What is it?
The EU AI Act is the world's first comprehensive AI law and entered into force on 1 August 2024. The law divides AI systems into four risk categories: prohibited systems, high-risk systems, limited-risk systems, and minimal-risk systems. Most everyday AI applications in SMEs fall into the two lowest categories and carry limited obligations.
The timeline is phased: prohibition rules and AI literacy requirements applied from 2 February 2025, rules for providers of general-purpose AI models from 2 August 2025, and the full high-risk regime is scheduled for 2 August 2026. Businesses deploying AI in regulated products such as machinery or safety systems may receive an extended transition to 2028 in certain cases.
Why it matters for SMEs
The EU AI Act is not a ban on AI, but a framework that determines which applications are permitted without restriction, which require additional measures, and which are not allowed at all. For SMEs the practical impact depends on how AI is used and in which sector.
- Prohibited applications must stop immediately. Systems that manipulate, apply social scoring, recognise emotions in the workplace, or scrape facial images are banned from 2 February 2025, regardless of the vendor or how convenient they are.
- High-risk applications require documentation and human oversight. Staffing agencies using AI for CV screening, candidate ranking, or rejection decisions are working with a high-risk AI system and will need to register, document, and monitor it.
- Most SME applications fall into the lowest categories. Invoice processing, text summarisation, email assistance, and knowledge bases carry minimal obligations, though basic transparency to users is still required.

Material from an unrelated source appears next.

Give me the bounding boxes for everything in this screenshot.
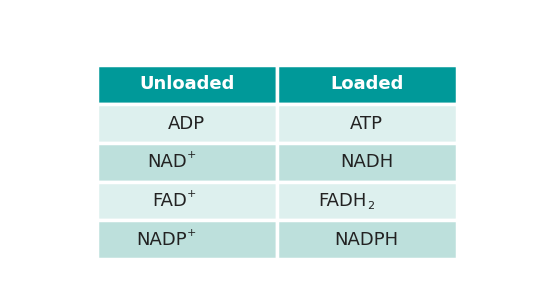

The first step for any SME is an inventory: which AI tools do you use, who provides them, and what exactly do they do? Only then can you determine the risk category and know whether action is needed.
How it works
The EU AI Act works through a risk classification system. The law places obligations on providers of AI systems but also on deployers: the businesses that use a third-party AI system in their own processes. For SMEs, that deployer role is the most relevant.
- Inventory: map which AI tools and workflows the organisation uses or is considering.

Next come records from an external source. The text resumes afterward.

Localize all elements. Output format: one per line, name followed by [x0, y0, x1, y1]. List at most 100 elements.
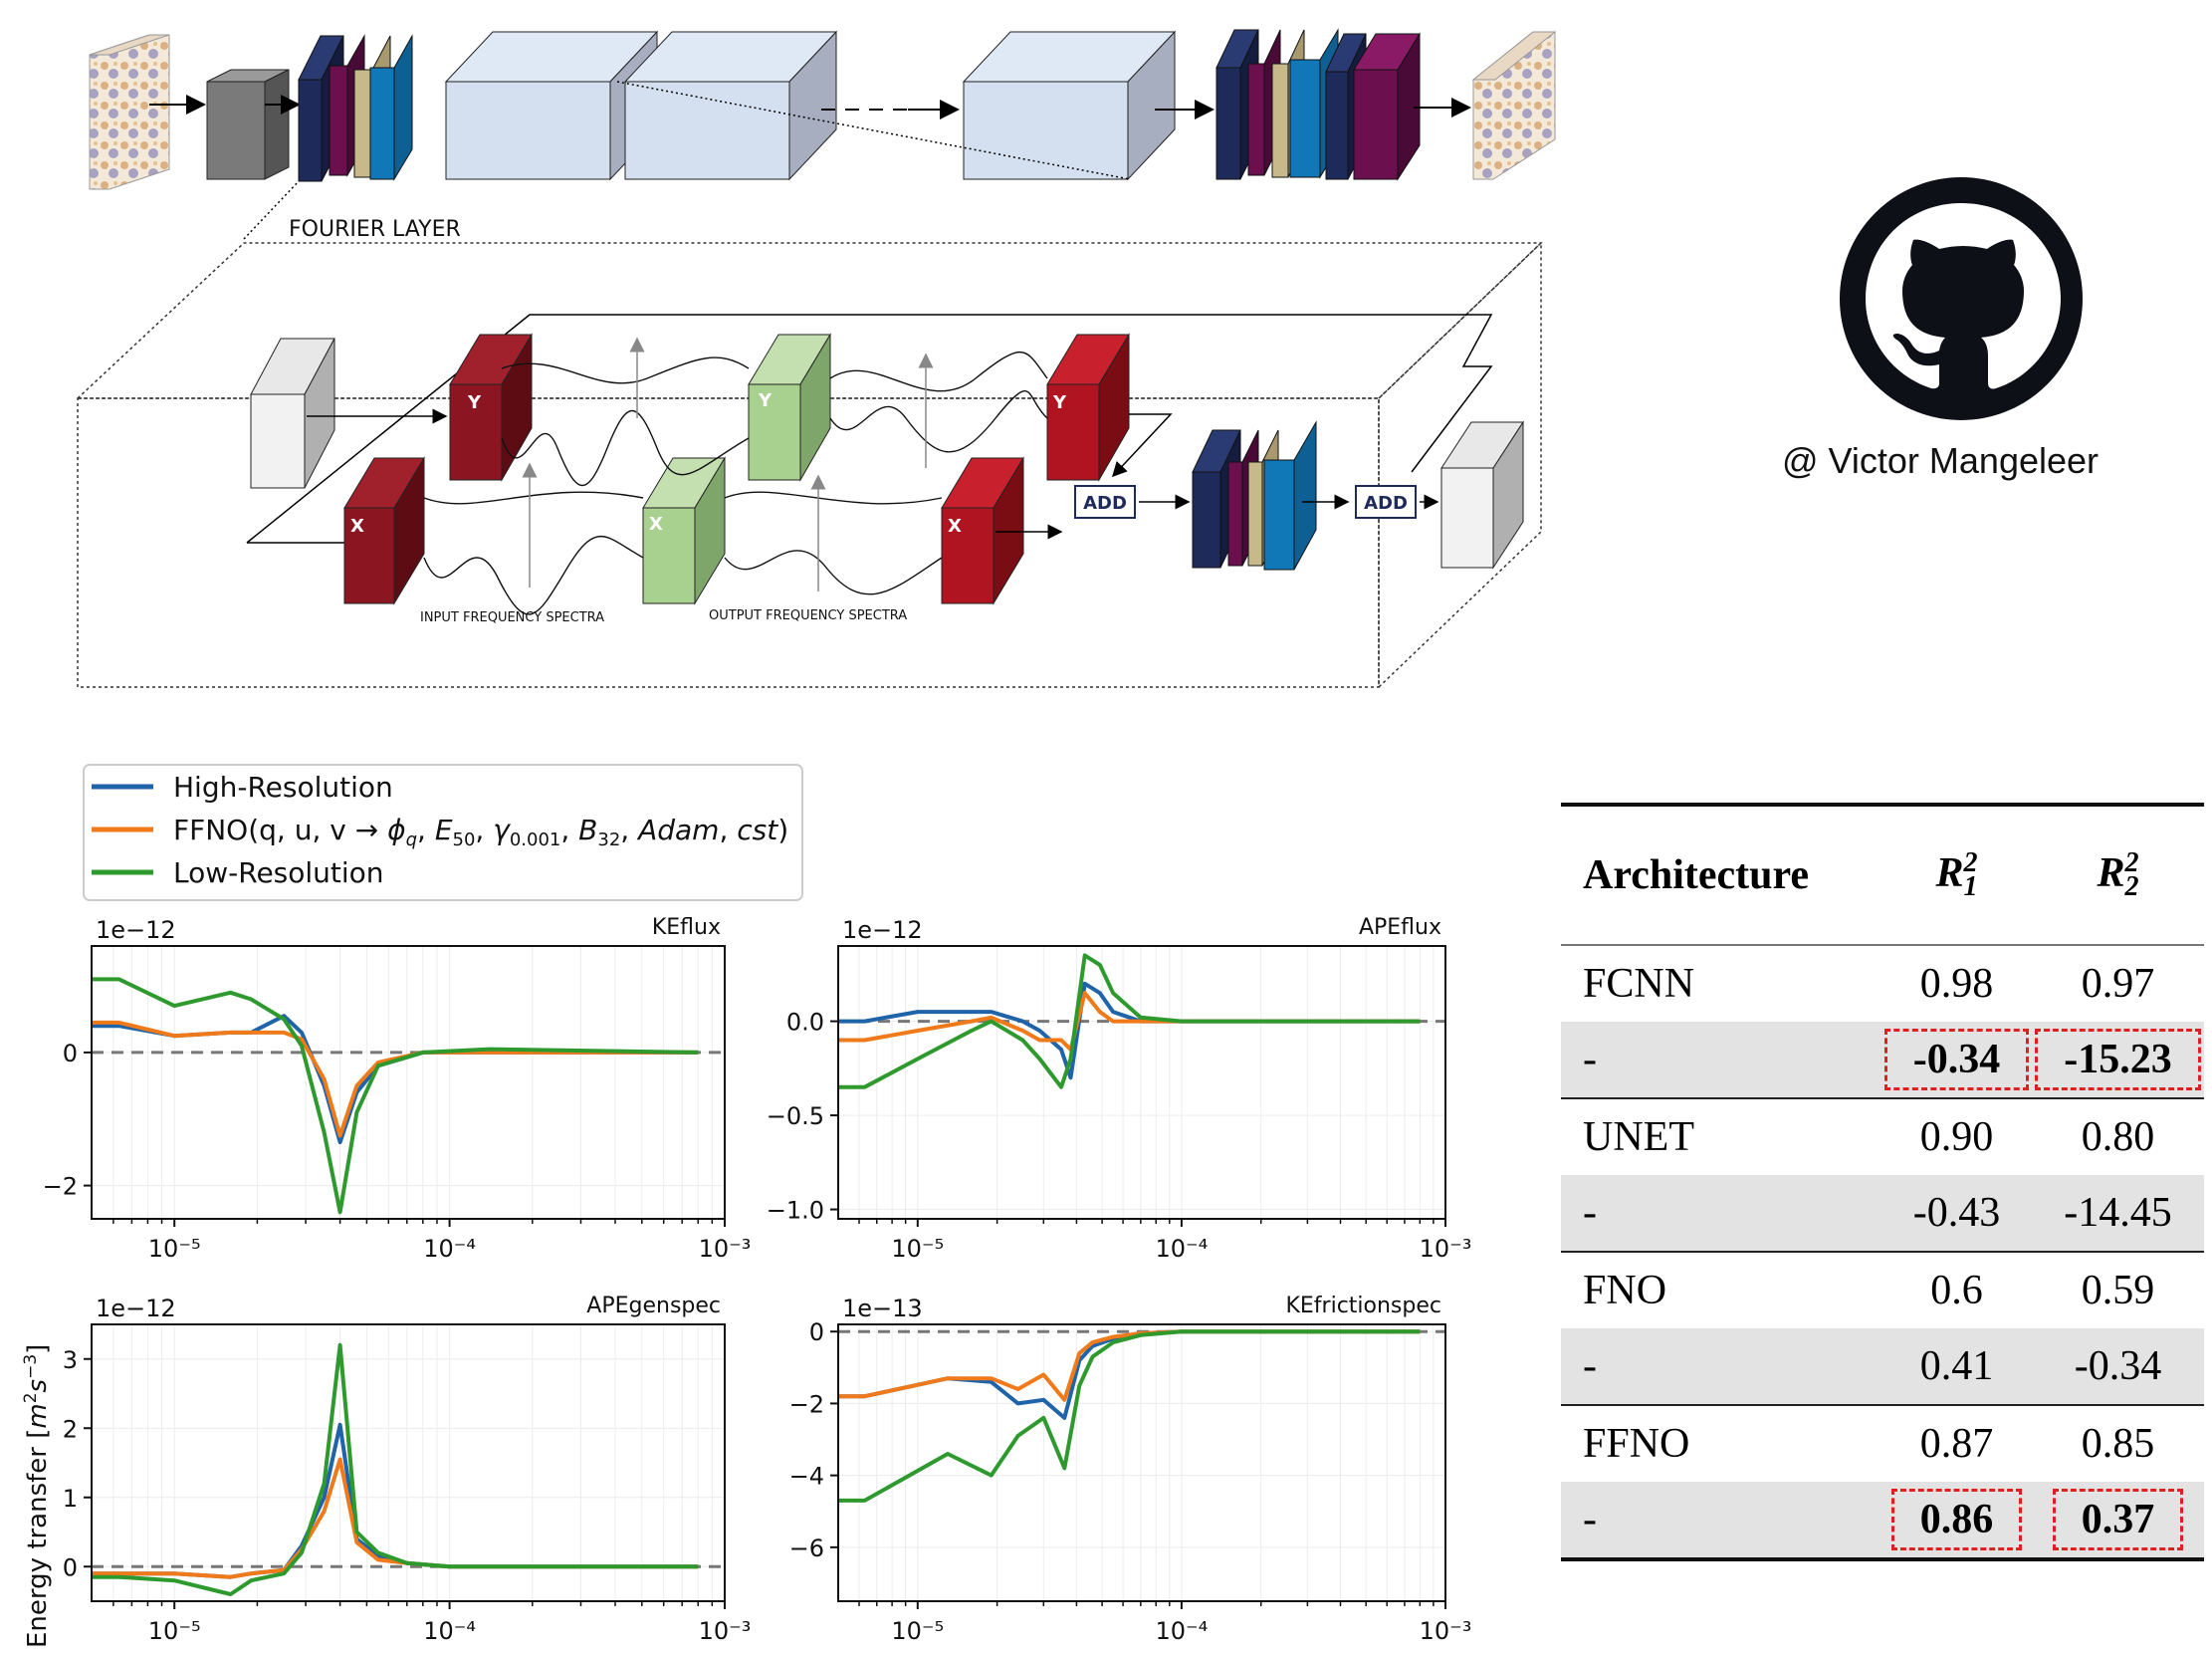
- cell-r2: 0.85: [2032, 1404, 2204, 1482]
- x-label: X: [350, 516, 364, 537]
- cell-architecture: -: [1561, 1482, 1881, 1561]
- chart-title: KEflux: [652, 915, 721, 940]
- y-label: Y: [1052, 392, 1067, 413]
- series-line-ffno: [838, 991, 1421, 1052]
- x-tick-label: 10⁻³: [699, 1235, 752, 1263]
- cell-architecture: FNO: [1561, 1251, 1881, 1328]
- cell-r1: 0.6: [1881, 1251, 2033, 1328]
- axes-frame: [837, 1323, 1446, 1602]
- spectral-arrows: [522, 337, 934, 591]
- legend-label-1: FFNO(q, u, v → ϕq, E50, γ0.001, B32, Ada…: [173, 814, 788, 850]
- series-line-ffno: [92, 1020, 699, 1138]
- output-spectra-label: OUTPUT FREQUENCY SPECTRA: [709, 608, 907, 623]
- cell-r1: -0.43: [1881, 1175, 2033, 1252]
- cell-r2: -0.34: [2032, 1328, 2204, 1405]
- axes-frame: [837, 945, 1446, 1220]
- x-tick-label: 10⁻⁴: [1155, 1235, 1208, 1263]
- norm-activation-stack: [298, 34, 413, 182]
- output-field-cube: [1471, 31, 1557, 180]
- cell-r1: 0.87: [1881, 1404, 2033, 1482]
- results-table: Architecture R21 R22 FCNN 0.98 0.97- -0.34-…: [1561, 803, 2204, 1561]
- chart-title: APEflux: [1359, 915, 1441, 940]
- x-tick-label: 10⁻⁵: [891, 1235, 944, 1263]
- legend-label-2: Low-Resolution: [173, 856, 384, 889]
- add-node-2: ADD: [1355, 485, 1417, 519]
- header-r2: R22: [2032, 805, 2204, 946]
- table-row: FNO 0.6 0.59: [1561, 1251, 2204, 1328]
- y-ifft-block: Y: [1046, 333, 1130, 482]
- network-architecture-diagram: FOURIER LAYER Y Y: [76, 28, 1557, 689]
- cell-architecture: -: [1561, 1328, 1881, 1405]
- fourier-layer-label: FOURIER LAYER: [289, 217, 461, 242]
- axis-multiplier: 1e−13: [842, 1295, 923, 1322]
- series-line-low-resolution: [92, 1342, 699, 1596]
- series-line-low-resolution: [92, 977, 699, 1215]
- x-tick-label: 10⁻⁵: [148, 1617, 201, 1645]
- cell-r2: 0.97: [2081, 961, 2155, 1007]
- series-line-low-resolution: [838, 953, 1421, 1089]
- table-row: UNET 0.90 0.80: [1561, 1097, 2204, 1175]
- add-label: ADD: [1083, 493, 1127, 514]
- chart-apegenspec: 0 1 2 3 10⁻⁵ 10⁻⁴ 10⁻³ 1e−12 APEgenspec: [63, 1294, 752, 1645]
- table-row: - -0.43 -14.45: [1561, 1175, 2204, 1252]
- x-tick-label: 10⁻⁴: [423, 1617, 476, 1645]
- chart-title: APEgenspec: [586, 1294, 721, 1318]
- x-tick-label: 10⁻⁴: [423, 1235, 476, 1263]
- x-label: X: [948, 516, 962, 537]
- cell-r1: 0.86: [1881, 1482, 2033, 1561]
- y-fft-block: Y: [449, 333, 533, 482]
- axis-multiplier: 1e−12: [96, 1295, 176, 1322]
- zoom-line: [616, 81, 1131, 180]
- cell-architecture: UNET: [1561, 1097, 1881, 1175]
- layer-output-block: [1440, 420, 1524, 570]
- lifting-block: [206, 69, 290, 180]
- input-spectra-label: INPUT FREQUENCY SPECTRA: [420, 610, 604, 625]
- zoom-line: [243, 180, 300, 240]
- cell-r1: 0.90: [1881, 1097, 2033, 1175]
- cell-architecture: -: [1561, 1175, 1881, 1252]
- cell-architecture: -: [1561, 1022, 1881, 1098]
- projection-stack: [1216, 28, 1339, 180]
- y-tick-label: −2: [789, 1390, 824, 1418]
- y-tick-label: 2: [63, 1415, 78, 1443]
- y-tick-label: 3: [63, 1346, 78, 1374]
- x-tick-label: 10⁻⁵: [891, 1617, 944, 1645]
- series-line-high-resolution: [838, 1329, 1421, 1420]
- x-tick-label: 10⁻³: [1420, 1617, 1472, 1645]
- cell-r1: -0.34: [1881, 1022, 2033, 1098]
- y-tick-label: −4: [789, 1463, 824, 1491]
- x-ifft-block: X: [941, 456, 1024, 605]
- series-line-high-resolution: [92, 1422, 699, 1579]
- cell-r2: 0.80: [2032, 1097, 2204, 1175]
- fourier-layer-box-2: [623, 30, 838, 181]
- y-tick-label: 0: [63, 1040, 78, 1067]
- axes-frame: [91, 1323, 726, 1602]
- x-spectral-block: X: [642, 456, 726, 605]
- frequency-waves: [423, 351, 1048, 615]
- x-fft-block: X: [343, 456, 425, 605]
- fourier-layer-box-n: [962, 30, 1177, 181]
- arrow: [1111, 413, 1173, 478]
- series-line-low-resolution: [838, 1329, 1421, 1503]
- norm-activation-stack-inner: [1192, 420, 1317, 571]
- y-label: Y: [467, 392, 482, 413]
- chart-kefrictionspec: −6 −4 −2 0 10⁻⁵ 10⁻⁴ 10⁻³ 1e−13 KEfrictionspec: [789, 1294, 1472, 1645]
- cell-architecture: FCNN: [1583, 961, 1695, 1007]
- cell-r2: -14.45: [2032, 1175, 2204, 1252]
- y-tick-label: 0.0: [786, 1009, 824, 1037]
- chart-title: KEfrictionspec: [1285, 1294, 1441, 1318]
- axis-multiplier: 1e−12: [842, 916, 923, 944]
- cell-r2: 0.37: [2032, 1482, 2204, 1561]
- x-label: X: [649, 514, 663, 535]
- axes-frame: [91, 945, 726, 1220]
- legend-label-0: High-Resolution: [173, 771, 393, 804]
- x-tick-label: 10⁻³: [1420, 1235, 1472, 1263]
- table-row: - -0.34 -15.23: [1561, 1022, 2204, 1098]
- cell-r1: 0.98: [1919, 961, 1994, 1007]
- chart-legend: High-Resolution FFNO(q, u, v → ϕq, E50, …: [83, 764, 803, 901]
- x-tick-label: 10⁻³: [699, 1617, 752, 1645]
- header-r1: R21: [1881, 805, 2033, 946]
- cell-architecture: FFNO: [1561, 1404, 1881, 1482]
- author-credit: @ Victor Mangeleer: [1782, 440, 2100, 481]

- Classify: determine for each system whether it is prohibited, high-risk, limited-risk, or minimal-risk based on the risk annexes of the law.
- Stop prohibited applications: systems in the prohibited category must be switched off immediately.
- Apply high-risk measures: for high-risk systems, technical documentation, human oversight, logging, and registration are mandatory before the 2026 deadline.
- Ensure transparency: when using AI-generated content or chat interactions, inform users that they are communicating with AI.
Also check whether your organisation qualifies as a provider or as a deployer. Businesses that significantly modify a vendor's model or offer it as their own product carry heavier obligations than those who deploy it unchanged.
Example in practice
Picture a staffing agency using an AI tool that automatically scores CVs and ranks candidates for open vacancies. That is a high-risk AI system under the EU AI Act because it affects access to employment. Before the application date of 2026, the agency must document how the system works, demonstrate that human oversight of the outcomes is in place, and register the tool in the European AI database. Failing to do so risks fines of up to fifteen million euros or three per cent of global annual turnover for this type of breach.
Comparison and misconceptions
The EU AI Act regulates AI systems by risk; the GDPR regulates the processing of personal data. The two laws overlap when AI applications process personal data: a high-risk AI tool that assesses candidates must comply with both the AI Act and the GDPR.